Am Mittwoch startete nun der
Umbau des Freigeheges, der bis zum Frühjahr fertig sein soll. Die Glaswände sollen teils durch Gitter ersetzt werden, damit die Luft zirkulieren kann. Außerdem bekommt das oben offene Gehege ein ausbruchsicheres Stahlnetz als Dach. Das hat den Vorteil, dass man den Affen mehr Spiel- und Klettermöglichkeiten bieten kann. Neu wird auch ein geheizter Wetterschutz sein, damit sie mehr Zeit im Freien verbringen können.
Eigentlich hätte der städtische Zoo die Modernisierung schon vor einem Jahr auf den Weg bringen wollen. Wegen der Corona-Pandemie gab es jedoch Einnahmeausfälle von rund 300 000 Euro. „Wir mussten 2020 und 2021 mit sämtlichen Investitionen auf null gehen“, sagt Direktorin Barbara Jantschke. Der Einkauf von Tierfutter und die Löhne für die Tierpflegerinnen und Tierpfleger seien wichtiger gewesen. Auch von der Stadt gab es keinen Zuschuss für das Projekt, ob
wohl die Investition dringend notwendig war. Umweltreferent Reiner Erben sagt, wegen der angespannten Haushaltslage der Stadt sei eine Mitfinanzierung nicht möglich gewesen. Zuletzt sprang der Freundeskreis des Zoos in die Bresche, obwohl die komplette Finanzierung von 900000 Euro auch für den Verein ein Kraftakt ist. „Wir haben gekämpft, damit wir die Schimpansen behalten können“, sagt Vorsitzender Herbert Mainka.
Die schlechten Haltungsbedingungen für Menschenaffen in Augsburg hatten für öffentliche Debatten gesorgt. Tierrechtler des „Great Ape Project“in Deutschland übten massive Kritik und boten an, die Tiere in eine Auffangstation für Primaten nach Südengland zu vermitteln. Denn auch nach dem aufwendigen Umbau wird das Gehege nicht alle Vorschriften zum Tierschutz erfüllen. Coco, Akemo und Nicky können zwar bleiben, es dürfen aber keine neuen Menschenaffen mehr geholt werden. Im Zoo und bei der Stadt spricht man dennoch von einer deutlichen Verbesserung im Sinne des Tierschutzes.

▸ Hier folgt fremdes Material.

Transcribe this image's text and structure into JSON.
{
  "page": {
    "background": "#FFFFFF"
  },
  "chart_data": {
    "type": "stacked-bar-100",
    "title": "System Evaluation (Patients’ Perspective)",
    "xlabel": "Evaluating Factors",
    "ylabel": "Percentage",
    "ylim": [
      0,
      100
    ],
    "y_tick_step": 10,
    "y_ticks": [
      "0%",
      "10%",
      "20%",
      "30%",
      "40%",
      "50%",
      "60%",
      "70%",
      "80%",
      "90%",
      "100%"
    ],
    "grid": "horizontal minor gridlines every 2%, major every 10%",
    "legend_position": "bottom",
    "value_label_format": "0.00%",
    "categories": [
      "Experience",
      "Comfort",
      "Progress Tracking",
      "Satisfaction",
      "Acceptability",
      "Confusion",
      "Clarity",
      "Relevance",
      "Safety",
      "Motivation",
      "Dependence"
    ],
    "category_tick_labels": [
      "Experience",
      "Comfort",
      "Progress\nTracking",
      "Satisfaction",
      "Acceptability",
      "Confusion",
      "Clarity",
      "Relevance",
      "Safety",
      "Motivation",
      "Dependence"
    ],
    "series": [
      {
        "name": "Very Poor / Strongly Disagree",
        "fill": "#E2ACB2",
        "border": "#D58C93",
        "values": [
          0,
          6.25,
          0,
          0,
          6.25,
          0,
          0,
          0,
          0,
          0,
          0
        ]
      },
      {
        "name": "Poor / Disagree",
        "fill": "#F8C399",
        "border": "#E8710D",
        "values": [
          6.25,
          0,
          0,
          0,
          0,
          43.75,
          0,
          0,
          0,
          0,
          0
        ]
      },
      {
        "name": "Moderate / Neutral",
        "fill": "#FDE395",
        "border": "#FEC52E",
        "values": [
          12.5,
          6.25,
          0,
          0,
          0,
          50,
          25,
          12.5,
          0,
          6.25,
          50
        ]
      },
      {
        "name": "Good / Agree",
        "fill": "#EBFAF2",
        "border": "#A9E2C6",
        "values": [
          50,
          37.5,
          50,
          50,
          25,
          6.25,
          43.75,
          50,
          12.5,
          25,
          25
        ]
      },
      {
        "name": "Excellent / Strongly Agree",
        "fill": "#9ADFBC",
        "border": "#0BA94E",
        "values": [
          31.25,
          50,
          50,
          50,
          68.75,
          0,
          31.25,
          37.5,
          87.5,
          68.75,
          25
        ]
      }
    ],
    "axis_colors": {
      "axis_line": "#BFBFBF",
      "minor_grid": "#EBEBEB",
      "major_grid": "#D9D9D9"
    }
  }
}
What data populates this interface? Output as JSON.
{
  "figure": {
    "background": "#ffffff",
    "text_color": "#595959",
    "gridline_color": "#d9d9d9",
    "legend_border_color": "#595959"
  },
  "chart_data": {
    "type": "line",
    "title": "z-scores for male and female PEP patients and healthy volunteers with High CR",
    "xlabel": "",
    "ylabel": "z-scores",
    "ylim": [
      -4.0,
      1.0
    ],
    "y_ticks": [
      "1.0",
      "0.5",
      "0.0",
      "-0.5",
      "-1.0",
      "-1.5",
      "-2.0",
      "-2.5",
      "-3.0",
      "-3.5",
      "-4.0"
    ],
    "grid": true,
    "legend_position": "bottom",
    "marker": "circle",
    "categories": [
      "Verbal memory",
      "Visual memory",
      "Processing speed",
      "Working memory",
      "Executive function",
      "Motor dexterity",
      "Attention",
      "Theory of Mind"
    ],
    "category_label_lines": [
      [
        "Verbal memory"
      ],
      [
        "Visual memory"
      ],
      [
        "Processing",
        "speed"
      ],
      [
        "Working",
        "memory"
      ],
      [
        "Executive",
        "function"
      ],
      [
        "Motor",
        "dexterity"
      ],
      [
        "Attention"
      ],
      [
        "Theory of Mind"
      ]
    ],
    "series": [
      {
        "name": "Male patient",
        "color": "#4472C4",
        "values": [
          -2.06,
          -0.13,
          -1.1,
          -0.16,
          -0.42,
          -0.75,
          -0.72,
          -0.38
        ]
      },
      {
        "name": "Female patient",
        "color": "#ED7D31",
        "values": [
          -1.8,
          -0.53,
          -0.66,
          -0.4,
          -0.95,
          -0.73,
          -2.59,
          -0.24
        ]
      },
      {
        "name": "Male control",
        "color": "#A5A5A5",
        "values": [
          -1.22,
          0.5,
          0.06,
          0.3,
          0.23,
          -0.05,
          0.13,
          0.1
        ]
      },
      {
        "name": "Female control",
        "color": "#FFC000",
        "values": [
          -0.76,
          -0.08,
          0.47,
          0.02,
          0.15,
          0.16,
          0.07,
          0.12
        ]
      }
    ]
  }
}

Der Zoo Augsburg hat aber nicht nur bei den Menschenaffen ein dringendes Problem zu lösen. Auflagen der Behörden mussten in den vergangen Jahren auch bei anderen Tierarten erfüllt werden. 2008 wurde die neue Anlage der Breitmaulnashörner für 1,2 Millionen Euro eröffnet. Dort können jetzt Rhinozerosse gezüchtet werden, was mit den Jungtieren Kibo und Keeva erfolgreich gelang. Einen Rückschlag gab es vergangene Woche, als das Nashornweibchen Kibibi Nachwuchs zur Welt brachte, ihr Junges aber nicht annahm. Es musste einen Tag nach der Geburt eingeschläfert werden.
Modernisiert wurde inzwischen das Gehege für die Giraffen. So konnte der Zoo wieder neue Tiere nach Augsburg holen. Komplett neu ist das Elefantenhaus, das im vergangenen Jahr fertig wurde. Es hat 7,3 Millionen Euro gekostet und wurde von Stadt und Zoofreunden mitfinanziert.
Der Augsburger Zoo hat eine lange Tradition. Als städtische Einrichtung existiert er seit 1953. Eine schwierige Phase gab es, bevor die heutige Direktorin Barbara Jantschke übernahm. 2002 drohte die Insolvenz. Manche Tiere waren so schlecht untergebracht, dass der Entzug der Betriebserlaubnis drohte. Jantschke schaffte es mit einem straffen Management, das Ruder herumzureißen. Jedes Jahr wurden Gehege neu- oder umgebaut – auch mithilfe der Zoofreunde, die 14 Anlagen für insgesamt 5,3 Millionen Euro finanzierten.